August 29, 2022
K-State engineering students earn honorable mention at national ethics contest
A team of students from the Carl R. Ice College of Engineering earned an honorable mention at the Milton F. Lunch Ethics Contest hosted by the National Society of Professional Engineers board.
The contest is offered each year in May and emphasizes the importance of engineers performing to the highest principles of ethical conduct. Engineers are expected to exhibit the highest standards of honesty and integrity since engineering has a direct impact on the quality of life for all people. For the contest, the society's Board of Ethical Review furnished three key ethical issues. Participants were asked to select one and develop a submission that expressed their views and demonstrated an understanding of the ethical issues involved.
The K-State team, which was the lone honorable mention in addition to the overall winner, consisted of Bretlynn Ward, junior in architectural engineering, Berryton; Mallory Seirer, sophomore in architectural engineering, Newton; Alexis Reid, junior in architectural engineering, Valley Center; and Maren Ellis, May 2022 graduate in mechanical engineering, Omaha, Nebraska.

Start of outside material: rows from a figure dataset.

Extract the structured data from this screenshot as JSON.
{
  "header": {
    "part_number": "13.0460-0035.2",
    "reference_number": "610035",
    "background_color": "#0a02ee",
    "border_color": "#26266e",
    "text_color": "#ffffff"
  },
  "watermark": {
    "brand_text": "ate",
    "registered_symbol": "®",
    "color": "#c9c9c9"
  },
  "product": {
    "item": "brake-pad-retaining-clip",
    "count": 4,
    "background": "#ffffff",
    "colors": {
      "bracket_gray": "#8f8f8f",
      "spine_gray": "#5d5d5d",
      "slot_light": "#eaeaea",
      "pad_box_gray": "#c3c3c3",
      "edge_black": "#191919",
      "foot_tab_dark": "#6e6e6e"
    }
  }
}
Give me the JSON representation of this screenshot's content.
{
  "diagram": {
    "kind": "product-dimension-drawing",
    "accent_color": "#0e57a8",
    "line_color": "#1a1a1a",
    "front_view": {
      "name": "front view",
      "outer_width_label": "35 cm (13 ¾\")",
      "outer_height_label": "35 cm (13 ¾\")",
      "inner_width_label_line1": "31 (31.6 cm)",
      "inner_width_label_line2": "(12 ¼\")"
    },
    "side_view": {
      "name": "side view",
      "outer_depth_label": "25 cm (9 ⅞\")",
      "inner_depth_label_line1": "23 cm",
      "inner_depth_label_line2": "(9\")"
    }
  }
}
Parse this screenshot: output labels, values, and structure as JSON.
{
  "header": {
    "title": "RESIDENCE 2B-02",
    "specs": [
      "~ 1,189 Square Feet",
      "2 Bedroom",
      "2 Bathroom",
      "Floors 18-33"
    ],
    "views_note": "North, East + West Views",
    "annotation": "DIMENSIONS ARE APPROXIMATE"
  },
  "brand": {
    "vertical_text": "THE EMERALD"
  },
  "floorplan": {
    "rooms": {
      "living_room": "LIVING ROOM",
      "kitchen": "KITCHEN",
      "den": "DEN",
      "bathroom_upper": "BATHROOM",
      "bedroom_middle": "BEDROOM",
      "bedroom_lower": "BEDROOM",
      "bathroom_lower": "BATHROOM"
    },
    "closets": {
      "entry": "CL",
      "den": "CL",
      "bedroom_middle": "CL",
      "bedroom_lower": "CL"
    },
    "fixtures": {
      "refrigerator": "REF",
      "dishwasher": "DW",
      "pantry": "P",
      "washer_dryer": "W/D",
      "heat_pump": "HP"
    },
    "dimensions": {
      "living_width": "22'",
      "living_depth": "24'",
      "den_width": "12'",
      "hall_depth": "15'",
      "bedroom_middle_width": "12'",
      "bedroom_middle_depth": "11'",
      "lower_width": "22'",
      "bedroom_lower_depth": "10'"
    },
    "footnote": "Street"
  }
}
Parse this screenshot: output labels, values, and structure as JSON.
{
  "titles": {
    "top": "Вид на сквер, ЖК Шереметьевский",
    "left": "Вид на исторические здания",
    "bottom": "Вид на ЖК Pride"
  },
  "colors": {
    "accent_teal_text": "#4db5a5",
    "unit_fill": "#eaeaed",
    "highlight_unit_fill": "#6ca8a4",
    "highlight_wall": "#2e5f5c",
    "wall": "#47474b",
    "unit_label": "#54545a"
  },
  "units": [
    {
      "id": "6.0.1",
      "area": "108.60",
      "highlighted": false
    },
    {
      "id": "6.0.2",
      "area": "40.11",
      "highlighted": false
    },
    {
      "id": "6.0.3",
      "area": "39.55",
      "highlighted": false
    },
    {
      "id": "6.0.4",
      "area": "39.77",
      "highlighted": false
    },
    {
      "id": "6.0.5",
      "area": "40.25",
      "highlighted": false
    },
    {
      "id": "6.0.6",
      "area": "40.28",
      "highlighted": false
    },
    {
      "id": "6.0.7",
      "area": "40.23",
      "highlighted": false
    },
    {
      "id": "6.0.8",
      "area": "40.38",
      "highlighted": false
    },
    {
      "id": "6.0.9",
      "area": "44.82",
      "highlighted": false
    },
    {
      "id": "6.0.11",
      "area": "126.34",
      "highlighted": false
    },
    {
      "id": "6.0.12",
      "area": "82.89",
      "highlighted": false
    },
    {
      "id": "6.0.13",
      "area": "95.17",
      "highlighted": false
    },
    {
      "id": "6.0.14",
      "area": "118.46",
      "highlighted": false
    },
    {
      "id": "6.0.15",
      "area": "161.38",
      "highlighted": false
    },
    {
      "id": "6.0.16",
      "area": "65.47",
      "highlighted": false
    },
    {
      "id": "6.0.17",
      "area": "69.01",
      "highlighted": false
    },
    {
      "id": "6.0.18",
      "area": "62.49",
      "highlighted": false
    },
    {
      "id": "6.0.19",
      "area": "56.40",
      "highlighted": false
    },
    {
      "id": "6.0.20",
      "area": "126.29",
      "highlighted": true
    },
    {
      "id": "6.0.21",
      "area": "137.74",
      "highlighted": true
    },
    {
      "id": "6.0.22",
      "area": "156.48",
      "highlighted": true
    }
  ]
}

The team chose ethical issue No. 2, covering climate change and flooding. The question posed to the group centered on the ethical obligations of a consulting engineer who wants to conduct a costly analysis to confirm whether the project in question will increase the flood risk of upstream homes from the proposed development, as the code in the area has not been updated to reflect the realities of climate change and new weather patterns. The client wants to avoid the cost and hassle of a detailed analysis unless it's required by the regulatory authorities.
The group then answered a pair of questions regarding the ethics of the situation, including whether the engineer has an obligation to address or evaluate the impacts of a project on public health, safety and welfare with respect to climate change-induced conditions that have not yet occurred, and reasonable courses of action for engineering ethics in this situation.
The faculty advisor for the team was Kimberly Waggle Kramer, G.E. Johnson construction science chair and professor in the GE Johnson Department of Architectural Engineering and Construction Science.
The contest was a class assignment in Introduction to Building Systems. The students were divided into five teams, with a Kansas Society of Professional Engineers mentor for each team. The society members who reviewed the submittal prior to completion were professional engineers Tom Roberts, Bill Heatherman, Wayne Nelson, Brian Foster and Daniel Berges.